2022ウェルター級展望 スペンスとウガスの3団体統一戦、クロフォードとの4団体統一戦に期待

 2021年にスーパー・スター、マニー・パッキャオ(フィリピン)が引退したウェルター級だが、多士済々のタレントぞろいは変わらず、22年も最もホットな階級の一つだ。はたして22年はファン待望の4団体統一戦が実現するのだろうか?

■ウェルター級世界王者
WBAスーパー ヨルデニス・ウガス(キューバ)
WBA ラジャブ・ブタエフ(ロシア)
WBC エロール・スペンスJr(米)
IBF エロール・スペンスJr(米)
WBO テレンス・クロフォード(米)

クロフォード(左)とスペンス

 ウェルター級は2021年、パッキャオが2年ぶりの試合でウガスに敗れ、フィリピン大統領選に出馬することもあって現役を引退。WBCとIBF王座を保持するスペンスがけがで戦線を離脱し、主役の一人だった元王者ショーン・ポーター(米)はWBO王者クロフォードに敗れて引退を表明した。
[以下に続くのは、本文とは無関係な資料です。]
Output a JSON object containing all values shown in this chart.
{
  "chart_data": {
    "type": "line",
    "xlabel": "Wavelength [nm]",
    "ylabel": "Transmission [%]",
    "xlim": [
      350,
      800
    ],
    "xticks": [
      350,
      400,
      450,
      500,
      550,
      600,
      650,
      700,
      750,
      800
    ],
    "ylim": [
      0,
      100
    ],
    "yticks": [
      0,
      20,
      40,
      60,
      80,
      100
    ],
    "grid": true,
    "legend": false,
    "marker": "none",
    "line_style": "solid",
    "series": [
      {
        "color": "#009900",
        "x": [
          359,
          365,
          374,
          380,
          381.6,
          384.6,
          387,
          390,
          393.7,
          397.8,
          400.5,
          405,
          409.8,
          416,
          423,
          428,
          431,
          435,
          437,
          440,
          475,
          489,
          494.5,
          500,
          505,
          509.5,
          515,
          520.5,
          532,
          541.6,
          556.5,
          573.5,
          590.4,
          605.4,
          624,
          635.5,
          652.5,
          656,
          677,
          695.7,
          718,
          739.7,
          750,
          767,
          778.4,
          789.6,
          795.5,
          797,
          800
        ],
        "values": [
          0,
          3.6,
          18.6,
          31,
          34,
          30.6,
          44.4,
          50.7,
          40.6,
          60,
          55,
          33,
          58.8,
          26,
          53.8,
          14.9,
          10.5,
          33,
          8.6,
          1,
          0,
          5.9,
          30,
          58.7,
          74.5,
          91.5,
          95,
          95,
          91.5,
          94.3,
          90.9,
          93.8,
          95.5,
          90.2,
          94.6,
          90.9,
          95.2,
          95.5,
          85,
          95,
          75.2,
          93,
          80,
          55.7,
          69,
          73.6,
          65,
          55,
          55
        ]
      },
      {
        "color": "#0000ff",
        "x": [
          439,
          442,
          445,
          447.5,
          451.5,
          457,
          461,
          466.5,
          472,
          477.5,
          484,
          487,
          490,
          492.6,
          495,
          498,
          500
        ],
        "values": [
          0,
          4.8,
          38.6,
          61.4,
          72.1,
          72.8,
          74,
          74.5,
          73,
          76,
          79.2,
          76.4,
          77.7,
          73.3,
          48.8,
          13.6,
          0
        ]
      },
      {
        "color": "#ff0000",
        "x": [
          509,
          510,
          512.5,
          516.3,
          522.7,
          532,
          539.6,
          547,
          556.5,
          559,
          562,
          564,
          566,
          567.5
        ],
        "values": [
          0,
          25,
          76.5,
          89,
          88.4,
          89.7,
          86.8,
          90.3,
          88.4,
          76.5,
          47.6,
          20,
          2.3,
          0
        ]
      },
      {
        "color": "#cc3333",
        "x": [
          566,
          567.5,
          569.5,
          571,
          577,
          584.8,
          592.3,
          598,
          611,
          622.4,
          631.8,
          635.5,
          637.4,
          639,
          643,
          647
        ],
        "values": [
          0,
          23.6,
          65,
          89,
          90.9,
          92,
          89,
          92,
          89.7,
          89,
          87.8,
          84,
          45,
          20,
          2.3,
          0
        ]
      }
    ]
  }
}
 年が明けてビッグニュースが飛び込んできた。昨年、目のけがでパッキャオ戦を棒に振ったスペンスがWBAスーパー王者ウガスと3本のベルトをかけて戦う―と両選手が発信したのである。

 この試合が実現した場合、スペンスとウガスの勝者がWBA正規王者ブタエフと1位エイマンタス・スタニオニス(リトアニア)の勝者と対戦する―という流れと見られる。もしプラン通りのことが進めば、3団体統一王者とPFPランキングで常に上位に立つクロフォードによる4団体統一戦の機運が一気に高まるというものだ。
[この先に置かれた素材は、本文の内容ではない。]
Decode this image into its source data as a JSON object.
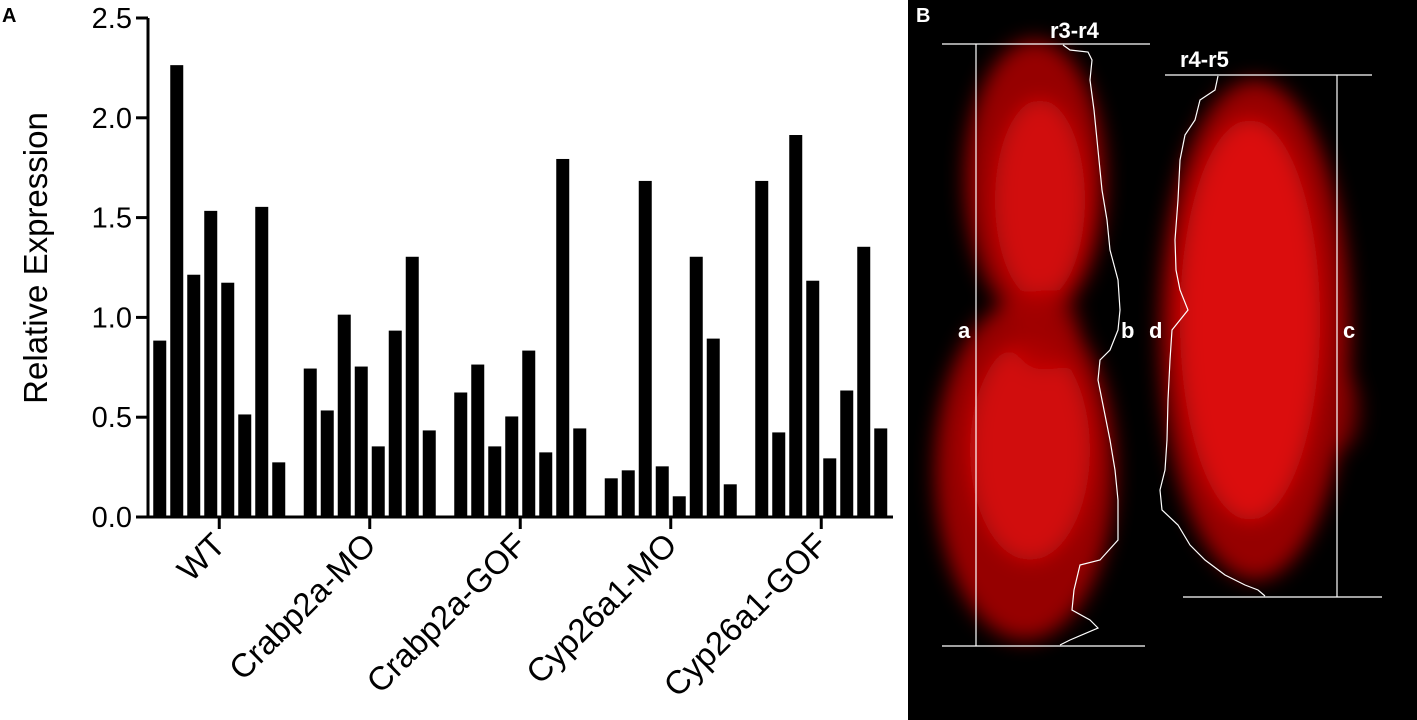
{
  "panels": {
    "a_letter": "A",
    "b_letter": "B"
  },
  "chart_data": {
    "type": "bar",
    "ylabel": "Relative Expression",
    "xlabel": "",
    "ylim": [
      0,
      2.5
    ],
    "yticks": [
      "0.0",
      "0.5",
      "1.0",
      "1.5",
      "2.0",
      "2.5"
    ],
    "groups": [
      {
        "label": "WT",
        "color": "#33dde8",
        "pattern": "horizontal",
        "values": [
          0.88,
          2.26,
          1.21,
          1.53,
          1.17,
          0.51,
          1.55,
          0.27
        ]
      },
      {
        "label": "Crabp2a-MO",
        "color": "#e02020",
        "pattern": "diagonal",
        "values": [
          0.74,
          0.53,
          1.01,
          0.75,
          0.35,
          0.93,
          1.3,
          0.43
        ]
      },
      {
        "label": "Crabp2a-GOF",
        "color": "#2ee62e",
        "pattern": "diagonal",
        "values": [
          0.62,
          0.76,
          0.35,
          0.5,
          0.83,
          0.32,
          1.79,
          0.44
        ]
      },
      {
        "label": "Cyp26a1-MO",
        "color": "#e02020",
        "pattern": "checker",
        "values": [
          0.19,
          0.23,
          1.68,
          0.25,
          0.1,
          1.3,
          0.89,
          0.16
        ]
      },
      {
        "label": "Cyp26a1-GOF",
        "color": "#2ee62e",
        "pattern": "checker",
        "values": [
          1.68,
          0.42,
          1.91,
          1.18,
          0.29,
          0.63,
          1.35,
          0.44
        ]
      }
    ]
  },
  "image_panel": {
    "labels": {
      "r3r4": "r3-r4",
      "r4r5": "r4-r5",
      "a": "a",
      "b": "b",
      "c": "c",
      "d": "d"
    }
  }
}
 1年以上試合をしていないスペンスがどの程度復調しているのか分からないが、ウガスに勝利し、団体内統一戦もクリアしてクロフォードとのビッグマッチに進む―というのがファンの最も臨むところだ。両者はプロモーターや放送プラットフォームの違いから対戦が待ち焦がれながら実現しなかった。無敗同士の頂上決戦は、ぜひ両者の力が下り坂になる前に実現してほしいものだ。
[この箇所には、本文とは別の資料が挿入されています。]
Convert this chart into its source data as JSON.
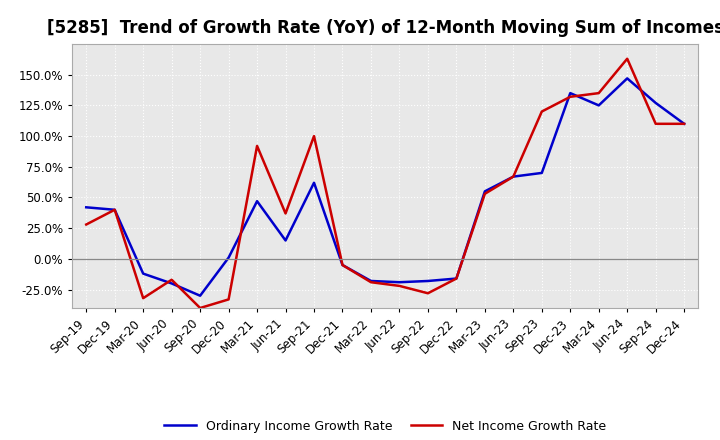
{
  "title": "[5285]  Trend of Growth Rate (YoY) of 12-Month Moving Sum of Incomes",
  "x_labels": [
    "Sep-19",
    "Dec-19",
    "Mar-20",
    "Jun-20",
    "Sep-20",
    "Dec-20",
    "Mar-21",
    "Jun-21",
    "Sep-21",
    "Dec-21",
    "Mar-22",
    "Jun-22",
    "Sep-22",
    "Dec-22",
    "Mar-23",
    "Jun-23",
    "Sep-23",
    "Dec-23",
    "Mar-24",
    "Jun-24",
    "Sep-24",
    "Dec-24"
  ],
  "ordinary_income": [
    0.42,
    0.4,
    -0.12,
    -0.2,
    -0.3,
    0.01,
    0.47,
    0.15,
    0.62,
    -0.05,
    -0.18,
    -0.19,
    -0.18,
    -0.16,
    0.55,
    0.67,
    0.7,
    1.35,
    1.25,
    1.47,
    1.27,
    1.1
  ],
  "net_income": [
    0.28,
    0.4,
    -0.32,
    -0.17,
    -0.4,
    -0.33,
    0.92,
    0.37,
    1.0,
    -0.05,
    -0.19,
    -0.22,
    -0.28,
    -0.16,
    0.53,
    0.67,
    1.2,
    1.32,
    1.35,
    1.63,
    1.1,
    1.1
  ],
  "ordinary_color": "#0000cc",
  "net_color": "#cc0000",
  "line_width": 1.8,
  "ylim": [
    -0.4,
    1.75
  ],
  "yticks": [
    -0.25,
    0.0,
    0.25,
    0.5,
    0.75,
    1.0,
    1.25,
    1.5
  ],
  "ytick_labels": [
    "-25.0%",
    "0.0%",
    "25.0%",
    "50.0%",
    "75.0%",
    "100.0%",
    "125.0%",
    "150.0%"
  ],
  "legend_ordinary": "Ordinary Income Growth Rate",
  "legend_net": "Net Income Growth Rate",
  "bg_color": "#ffffff",
  "plot_bg_color": "#e8e8e8",
  "grid_color": "#ffffff",
  "title_fontsize": 12,
  "tick_fontsize": 8.5
}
 トップを追いかける勢力で注目されるのが、各団体で上位にランクされるバージル・オルティスJr(米)とジャロン・エニス(米)の2人だ。23歳のオルティスはパワフルなボクシングでデビューから23戦全KO勝利をマーク。今年はそろそろタイトル戦線に絡みたいところだろう。

 エニスはプロスペクトとして全階級を通じて非常に高い評価を受けているのが24歳の逸材。ここまで28勝26KOのハードパンチャーは「スペンスやクロフォードに十分対抗しうる」と言われるほど。こちらも虎視眈々とベルトを狙っている。

 前出のブタエフとスタニオニスもいまだ無敗。イギリスの25歳、こちらも無敗のコナー・ベン(20勝13KO)、IBF指名挑戦権を獲得しているクドラティーリョ・アブドカクロフ(ウズベキスタン)らもチャンスを待つ。

 タイトル戦線からは少し離れるが、2月19日に英マンチェスターで予定されているアミール・カーンとケル・ブルックの元王者対決はチケットが発売10分でソールドアウト。峠を過ぎたビッグネーム同士がどんなファイトを見せてくれるのか注目したい。